Se despertó pensando en ella y ahí lo vio. Llamadas perdidas de un número que conocía, que tenía en su lista de contactos de WhatsApp. Le mandó un mensaje, era ella y hacía mucho que los caminos de ambos se habían separado.

– Me llamaste anoche

– Si

– ¡Que pasó?

– Nada

– Si fuese nada no me llamarías.

– Te dije que nada. Nada. Con vos siempre es nada.

– Me dijiste que no te llamara más y ahora vos me llamás a mi.

– Nada. Chau.

Y a Javier el corazón le volvió a doler. Y volvió a recordar.

– Me dijiste que seriamos eternos. Me cerraste la puerta y llenaste los sueños con responsabilidades.

Y ahí la recordó sacando la cabeza por la ventanilla y su pelo teñido de colores brillantes al sol ondeando con el aire. Reía.

– Reías.

La escuchó cantar en los atardeceres como lo solían hacer

“If everything could ever be this real forever”

– Everlong. Si todo pudiese ser tan bueno de nuevo.
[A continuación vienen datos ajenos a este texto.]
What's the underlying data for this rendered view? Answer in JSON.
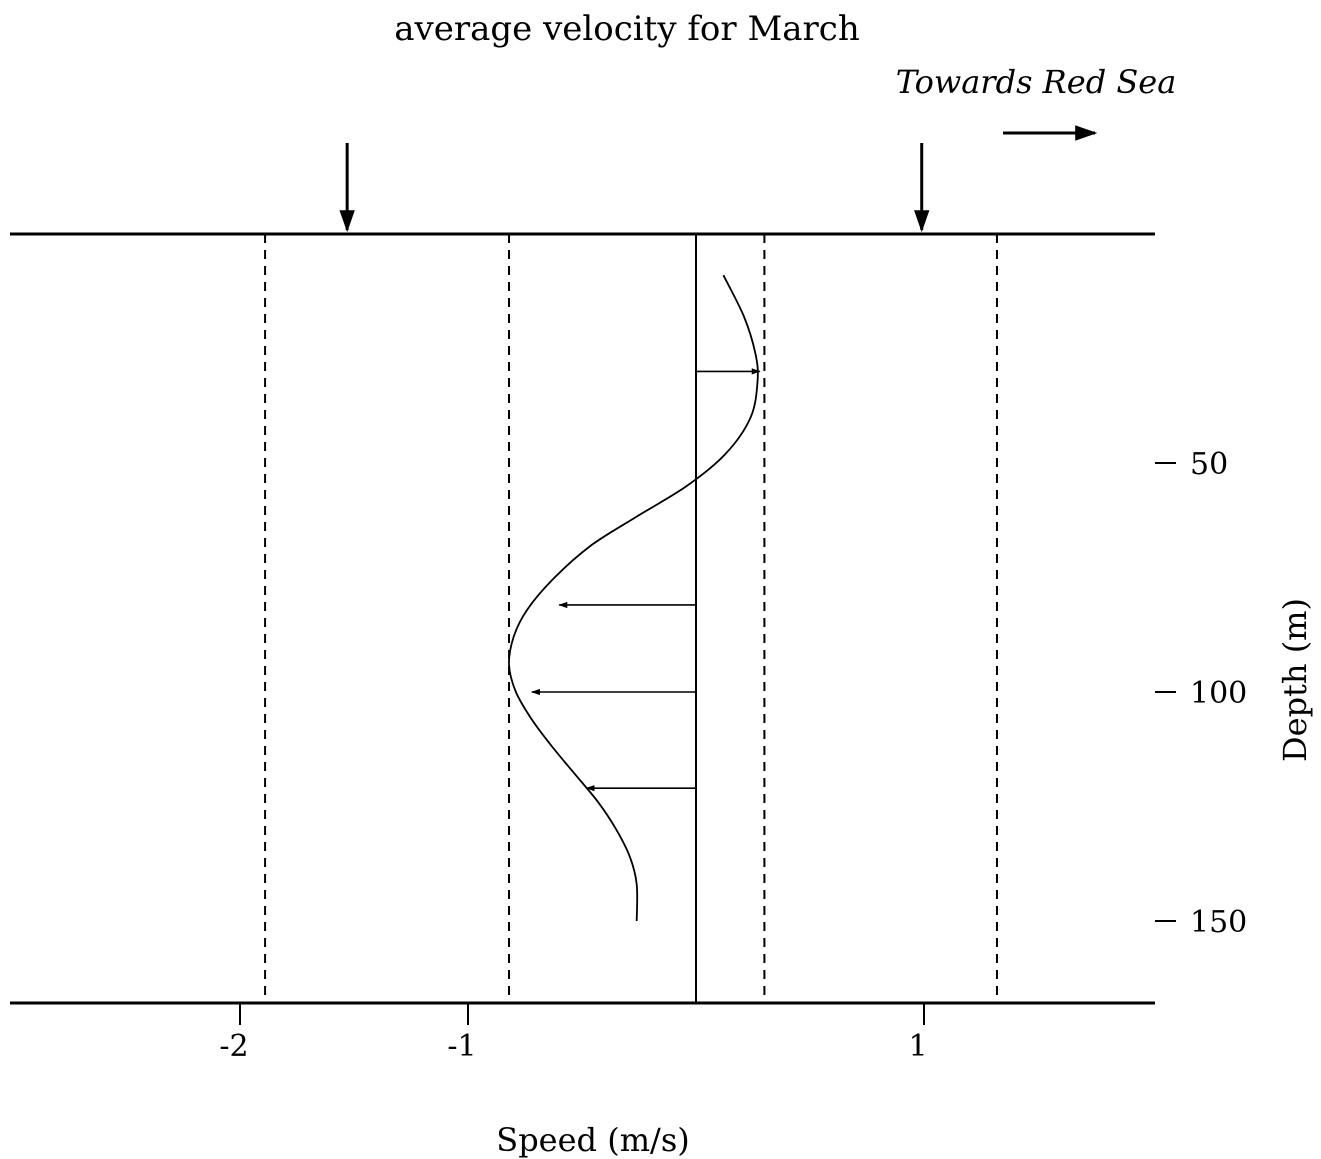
{
  "chart_data": {
    "type": "line",
    "title": "average velocity for March",
    "annotation": "Towards Red Sea",
    "xlabel": "Speed (m/s)",
    "ylabel": "Depth (m)",
    "xlim": [
      -2.9,
      2.0
    ],
    "ylim": [
      0,
      168
    ],
    "y_inverted": true,
    "grid": false,
    "x_ticks": [
      -2,
      -1,
      1
    ],
    "x_tick_labels": [
      "-2",
      "-1",
      "1"
    ],
    "y_ticks": [
      50,
      100,
      150
    ],
    "y_tick_labels": [
      "50",
      "100",
      "150"
    ],
    "dashed_reference_lines_x": [
      -1.89,
      -0.82,
      0.3,
      1.32
    ],
    "top_marker_arrows_x": [
      -1.53,
      0.99
    ],
    "profile": {
      "depth": [
        9,
        18,
        26,
        32,
        40,
        48,
        55,
        62,
        68,
        75,
        82,
        88,
        94,
        100,
        106,
        112,
        118,
        124,
        130,
        136,
        142,
        150
      ],
      "speed": [
        0.12,
        0.21,
        0.26,
        0.27,
        0.24,
        0.13,
        -0.04,
        -0.27,
        -0.46,
        -0.62,
        -0.74,
        -0.8,
        -0.82,
        -0.79,
        -0.72,
        -0.63,
        -0.53,
        -0.43,
        -0.35,
        -0.29,
        -0.26,
        -0.26
      ]
    },
    "velocity_arrows": [
      {
        "depth": 30,
        "speed": 0.28
      },
      {
        "depth": 81,
        "speed": -0.6
      },
      {
        "depth": 100,
        "speed": -0.72
      },
      {
        "depth": 121,
        "speed": -0.48
      }
    ]
  }
}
– Ya esta Javier. Ya está.

– Si estuviera no me hubieses llamado.

Y en su mente se acordó la única vez que la vio llorar. Fue ese último día en donde ella le dijo que nunca más lo llamara, que todo el amor del mundo ya no era suficiente, que estaba agotada.

– Agotado estoy yo de decir que tenías razón. ¡No luchaste! ¡Yo te amaba! Yo dejaría todo lo que tengo Micaela, todo lo que tengo por volver a ser. Por volver a sentir.

– Ya esta. Ya no sigás más por favor.

– ¿Porque me llamaste? Anímate a sentir lo que sentíamos cuando estábamos juntos.

“En mi corazón está el tuyo

En mis labios están tus besos

Que vienen y van, como las olas del mar

Que necesito, te necesito”

– Cambiamos la responsabilidad del presente por las alegrías del pasado. Micaela. ¿¡Qué me querías decir anoche!?

“Take a look at me now

There’s just an empty space

There’s nothing left to remind me

Just a memory of your face

You’re the only one who really knows me at all”

– Against all odds! Habla de nosotros.

Y las lágrimas en los ojos de ambos empezaron a caerse.

– Puede que sea un error esto Javier

– Si lo fuera no estarías llorando.

Dejó el celular en la mesa. Ya no podía más con la conversación. Abrió la puerta y sintió una necesidad imperiosa de salir corriendo. En el parque, al lado de aquella estatua donde se habían dado su primer beso.

Ella salió también.

Ella llegó primero. Él la vio de espaldas.

“Te voy a besar para siempre”.

Y ahora ya nadie añora años mejores porque se olvidaron de los malos tragos. Se olvidaron de que el amor no era suficiente. Por que si lo era. Si lo era.